The first movie of the week is Rachel Getting Married. The film stars Anne Hathaway as Kim, a troubled young woman returning home from some sort of incarceration just in time to experience the chaos of planning and preparation going on there for her sister Rachel’s wedding the following day. Rachel is played wonderfully by Rosemarie DeWitt.
The movie is shot as if a camera were hidden in the room simply recording everything that happens—good and bad or, as is the case here, boring or not (more the former). Most things in life are not good fodder for a movie and I contend that this is why Hollywood embellishes everything so much. This is the perfect example of why we don’t just record everything and call it a movie. It’s what I refer to as a “slice of life” film and they almost always turn out to be a total bore — like looking at your neighbors vacation photos for two hours.

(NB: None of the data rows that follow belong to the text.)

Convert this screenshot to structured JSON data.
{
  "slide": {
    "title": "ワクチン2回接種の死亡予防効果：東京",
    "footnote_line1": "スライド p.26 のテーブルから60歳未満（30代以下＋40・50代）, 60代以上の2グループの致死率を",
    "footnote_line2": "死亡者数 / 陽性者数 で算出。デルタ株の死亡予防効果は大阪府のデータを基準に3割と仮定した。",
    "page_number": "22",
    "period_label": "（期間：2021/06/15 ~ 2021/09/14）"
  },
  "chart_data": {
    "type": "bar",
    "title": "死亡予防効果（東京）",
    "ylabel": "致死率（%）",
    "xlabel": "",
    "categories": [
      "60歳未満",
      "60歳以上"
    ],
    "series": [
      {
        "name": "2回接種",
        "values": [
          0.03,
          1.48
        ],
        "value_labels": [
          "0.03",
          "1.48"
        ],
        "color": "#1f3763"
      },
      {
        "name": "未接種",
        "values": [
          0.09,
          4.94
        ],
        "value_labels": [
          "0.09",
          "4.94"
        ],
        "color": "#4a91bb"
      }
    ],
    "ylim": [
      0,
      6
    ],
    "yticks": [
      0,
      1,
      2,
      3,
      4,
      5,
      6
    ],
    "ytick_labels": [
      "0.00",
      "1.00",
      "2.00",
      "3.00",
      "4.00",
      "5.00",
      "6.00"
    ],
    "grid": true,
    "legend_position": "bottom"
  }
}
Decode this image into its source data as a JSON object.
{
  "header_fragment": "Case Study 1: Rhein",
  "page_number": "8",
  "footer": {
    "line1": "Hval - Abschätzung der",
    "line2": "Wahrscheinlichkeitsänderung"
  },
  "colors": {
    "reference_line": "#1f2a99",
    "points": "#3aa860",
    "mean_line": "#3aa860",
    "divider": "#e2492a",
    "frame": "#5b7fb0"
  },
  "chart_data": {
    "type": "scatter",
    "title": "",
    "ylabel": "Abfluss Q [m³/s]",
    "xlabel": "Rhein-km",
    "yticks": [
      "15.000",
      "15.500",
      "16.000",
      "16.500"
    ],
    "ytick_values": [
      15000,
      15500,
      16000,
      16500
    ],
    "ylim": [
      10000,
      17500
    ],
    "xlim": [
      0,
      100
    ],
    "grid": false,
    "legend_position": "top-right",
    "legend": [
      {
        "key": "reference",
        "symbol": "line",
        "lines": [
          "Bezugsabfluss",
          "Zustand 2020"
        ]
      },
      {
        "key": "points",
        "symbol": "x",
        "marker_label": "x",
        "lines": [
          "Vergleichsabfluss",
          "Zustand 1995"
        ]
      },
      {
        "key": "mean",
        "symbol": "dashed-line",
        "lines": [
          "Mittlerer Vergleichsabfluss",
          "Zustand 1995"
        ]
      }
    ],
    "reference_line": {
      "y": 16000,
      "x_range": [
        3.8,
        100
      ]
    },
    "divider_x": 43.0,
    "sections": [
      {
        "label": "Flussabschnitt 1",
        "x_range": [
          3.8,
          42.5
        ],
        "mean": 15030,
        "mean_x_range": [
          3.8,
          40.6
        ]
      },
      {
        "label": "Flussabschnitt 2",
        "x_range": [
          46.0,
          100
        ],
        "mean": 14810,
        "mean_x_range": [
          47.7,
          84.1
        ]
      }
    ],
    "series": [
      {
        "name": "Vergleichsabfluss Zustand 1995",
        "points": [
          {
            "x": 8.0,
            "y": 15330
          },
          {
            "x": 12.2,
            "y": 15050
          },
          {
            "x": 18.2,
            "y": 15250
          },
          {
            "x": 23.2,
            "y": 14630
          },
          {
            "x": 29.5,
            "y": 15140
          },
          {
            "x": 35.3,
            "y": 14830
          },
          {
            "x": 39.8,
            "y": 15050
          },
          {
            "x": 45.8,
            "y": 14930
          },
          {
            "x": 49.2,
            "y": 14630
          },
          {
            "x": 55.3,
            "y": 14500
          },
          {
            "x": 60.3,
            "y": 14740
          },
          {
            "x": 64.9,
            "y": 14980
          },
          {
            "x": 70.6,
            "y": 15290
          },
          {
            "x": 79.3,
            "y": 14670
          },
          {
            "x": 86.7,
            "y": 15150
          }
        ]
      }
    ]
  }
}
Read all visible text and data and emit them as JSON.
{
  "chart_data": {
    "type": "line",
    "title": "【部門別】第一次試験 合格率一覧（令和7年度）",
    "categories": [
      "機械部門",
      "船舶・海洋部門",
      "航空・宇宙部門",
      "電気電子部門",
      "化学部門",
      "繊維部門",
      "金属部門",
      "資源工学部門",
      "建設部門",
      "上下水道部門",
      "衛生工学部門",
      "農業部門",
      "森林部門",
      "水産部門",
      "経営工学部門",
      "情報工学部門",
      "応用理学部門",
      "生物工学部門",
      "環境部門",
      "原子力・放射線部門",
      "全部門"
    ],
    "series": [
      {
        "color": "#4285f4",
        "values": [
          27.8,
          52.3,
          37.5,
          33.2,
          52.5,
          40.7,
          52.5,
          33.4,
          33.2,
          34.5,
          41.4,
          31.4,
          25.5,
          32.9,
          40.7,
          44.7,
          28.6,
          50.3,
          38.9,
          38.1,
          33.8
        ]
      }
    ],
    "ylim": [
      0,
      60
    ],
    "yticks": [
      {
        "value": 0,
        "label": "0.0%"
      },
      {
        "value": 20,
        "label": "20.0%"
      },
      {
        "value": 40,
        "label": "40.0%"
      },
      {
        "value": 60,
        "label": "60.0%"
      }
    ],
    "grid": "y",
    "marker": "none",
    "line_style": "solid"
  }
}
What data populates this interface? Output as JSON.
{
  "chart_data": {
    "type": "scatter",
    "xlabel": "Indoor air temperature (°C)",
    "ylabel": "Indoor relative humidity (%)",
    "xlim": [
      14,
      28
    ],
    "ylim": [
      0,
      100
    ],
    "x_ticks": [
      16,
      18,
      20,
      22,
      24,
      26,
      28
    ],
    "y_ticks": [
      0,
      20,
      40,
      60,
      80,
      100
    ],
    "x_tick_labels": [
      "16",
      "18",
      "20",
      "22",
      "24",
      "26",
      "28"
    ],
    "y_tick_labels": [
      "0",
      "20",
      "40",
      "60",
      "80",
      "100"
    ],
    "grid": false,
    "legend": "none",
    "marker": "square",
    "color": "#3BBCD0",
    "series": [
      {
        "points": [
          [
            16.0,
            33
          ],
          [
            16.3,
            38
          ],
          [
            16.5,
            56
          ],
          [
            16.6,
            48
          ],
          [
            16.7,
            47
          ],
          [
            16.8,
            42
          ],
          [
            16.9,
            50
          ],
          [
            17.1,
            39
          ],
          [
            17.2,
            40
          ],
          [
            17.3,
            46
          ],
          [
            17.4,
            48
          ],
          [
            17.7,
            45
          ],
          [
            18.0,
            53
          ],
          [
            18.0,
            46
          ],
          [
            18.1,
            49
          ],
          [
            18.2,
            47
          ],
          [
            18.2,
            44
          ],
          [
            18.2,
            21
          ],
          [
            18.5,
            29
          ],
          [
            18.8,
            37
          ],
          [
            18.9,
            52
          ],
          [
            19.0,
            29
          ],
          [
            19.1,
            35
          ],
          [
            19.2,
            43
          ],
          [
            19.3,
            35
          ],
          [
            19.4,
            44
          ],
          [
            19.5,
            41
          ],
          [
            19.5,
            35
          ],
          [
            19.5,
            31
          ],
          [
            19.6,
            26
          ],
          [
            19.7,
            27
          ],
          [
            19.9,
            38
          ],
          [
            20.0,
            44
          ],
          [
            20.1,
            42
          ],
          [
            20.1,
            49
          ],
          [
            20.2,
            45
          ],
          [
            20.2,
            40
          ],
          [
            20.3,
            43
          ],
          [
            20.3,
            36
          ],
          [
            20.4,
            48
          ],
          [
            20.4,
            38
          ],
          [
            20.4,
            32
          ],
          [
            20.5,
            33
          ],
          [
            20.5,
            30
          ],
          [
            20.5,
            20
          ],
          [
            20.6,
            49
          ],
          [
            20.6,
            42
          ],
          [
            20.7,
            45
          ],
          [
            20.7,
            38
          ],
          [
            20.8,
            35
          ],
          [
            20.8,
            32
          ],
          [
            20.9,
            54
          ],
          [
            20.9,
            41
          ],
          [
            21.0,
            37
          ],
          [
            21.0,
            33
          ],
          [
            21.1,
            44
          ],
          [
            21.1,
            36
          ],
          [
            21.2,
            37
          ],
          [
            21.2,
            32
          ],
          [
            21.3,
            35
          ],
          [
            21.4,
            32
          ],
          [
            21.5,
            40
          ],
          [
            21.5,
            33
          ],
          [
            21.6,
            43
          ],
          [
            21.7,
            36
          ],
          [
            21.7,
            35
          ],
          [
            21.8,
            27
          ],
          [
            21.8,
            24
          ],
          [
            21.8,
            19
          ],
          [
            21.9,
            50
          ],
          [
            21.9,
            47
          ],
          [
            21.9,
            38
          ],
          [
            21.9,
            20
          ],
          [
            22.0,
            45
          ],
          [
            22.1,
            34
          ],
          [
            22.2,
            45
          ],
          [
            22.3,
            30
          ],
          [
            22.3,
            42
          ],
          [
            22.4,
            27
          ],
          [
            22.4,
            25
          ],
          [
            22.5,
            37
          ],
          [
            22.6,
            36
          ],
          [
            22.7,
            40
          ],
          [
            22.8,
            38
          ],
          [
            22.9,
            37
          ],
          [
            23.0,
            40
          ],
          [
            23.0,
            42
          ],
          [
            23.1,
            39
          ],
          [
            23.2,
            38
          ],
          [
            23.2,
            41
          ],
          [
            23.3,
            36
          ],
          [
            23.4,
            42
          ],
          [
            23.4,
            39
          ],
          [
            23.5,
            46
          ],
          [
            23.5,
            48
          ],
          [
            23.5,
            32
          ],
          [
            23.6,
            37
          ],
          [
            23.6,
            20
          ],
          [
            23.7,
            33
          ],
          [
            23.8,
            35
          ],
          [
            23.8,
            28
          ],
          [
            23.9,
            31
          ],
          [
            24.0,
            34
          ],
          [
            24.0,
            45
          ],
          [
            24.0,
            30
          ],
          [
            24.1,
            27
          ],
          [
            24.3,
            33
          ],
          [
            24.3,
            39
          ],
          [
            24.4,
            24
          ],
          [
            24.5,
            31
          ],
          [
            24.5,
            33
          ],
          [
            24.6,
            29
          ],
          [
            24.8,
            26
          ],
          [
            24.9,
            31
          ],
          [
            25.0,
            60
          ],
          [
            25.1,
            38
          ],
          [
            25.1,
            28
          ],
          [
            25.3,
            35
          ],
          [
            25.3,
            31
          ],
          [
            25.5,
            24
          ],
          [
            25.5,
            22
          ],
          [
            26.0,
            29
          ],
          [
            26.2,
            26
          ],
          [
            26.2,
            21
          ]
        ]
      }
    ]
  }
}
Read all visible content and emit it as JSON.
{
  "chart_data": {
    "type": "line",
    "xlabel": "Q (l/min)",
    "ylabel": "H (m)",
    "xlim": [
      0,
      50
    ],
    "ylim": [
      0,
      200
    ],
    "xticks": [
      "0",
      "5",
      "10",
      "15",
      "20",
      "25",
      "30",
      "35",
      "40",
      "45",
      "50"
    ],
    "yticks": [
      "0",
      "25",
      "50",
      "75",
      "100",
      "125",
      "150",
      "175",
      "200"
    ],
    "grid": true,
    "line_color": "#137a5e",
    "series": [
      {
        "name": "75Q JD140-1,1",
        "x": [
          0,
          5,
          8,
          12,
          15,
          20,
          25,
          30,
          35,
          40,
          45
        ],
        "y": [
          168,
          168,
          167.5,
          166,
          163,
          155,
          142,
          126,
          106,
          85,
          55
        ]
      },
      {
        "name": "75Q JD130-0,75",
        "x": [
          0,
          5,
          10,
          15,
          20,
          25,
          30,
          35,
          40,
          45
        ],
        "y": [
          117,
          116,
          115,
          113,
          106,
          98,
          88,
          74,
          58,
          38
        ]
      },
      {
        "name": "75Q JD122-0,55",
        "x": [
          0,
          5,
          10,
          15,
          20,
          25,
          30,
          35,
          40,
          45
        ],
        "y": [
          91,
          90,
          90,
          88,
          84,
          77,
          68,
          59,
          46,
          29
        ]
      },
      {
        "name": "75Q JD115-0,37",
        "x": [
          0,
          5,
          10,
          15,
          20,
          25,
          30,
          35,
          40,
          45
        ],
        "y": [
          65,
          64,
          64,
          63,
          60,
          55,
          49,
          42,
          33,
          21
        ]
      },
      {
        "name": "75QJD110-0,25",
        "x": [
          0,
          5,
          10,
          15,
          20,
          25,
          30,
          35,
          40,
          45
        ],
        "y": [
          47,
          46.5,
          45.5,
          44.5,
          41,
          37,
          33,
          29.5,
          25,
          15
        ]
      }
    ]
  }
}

We get one scene that runs for 10 minutes that focuses almost exclusively on a fully-realized, fully-detailed “race” between the father of the bride and the groom-to-be over who can fill the dishwasher better. I’m not joking. The entire scene exists to spend 10 seconds on the closing shot to tell us something we all already gathered. Other scenes drag on like this seemingly forever. The wedding reception shows what feels like every song the band plays, in real time, and we see various characters dancing for the entirety of the songs. When the scene does change it changes to another song and more people dancing. Once in a great while we see a shot of Kim looking despondent.
In all there are perhaps two or three scenes of any real merit in the entire movie. It just wasn’t worth the hassle to get to the meat here. It was like driving all day to get to a buffet that only offers one option. As a result I will have absolutely no interest in, of course, Rachel Getting Divorced if any such film ever gets made.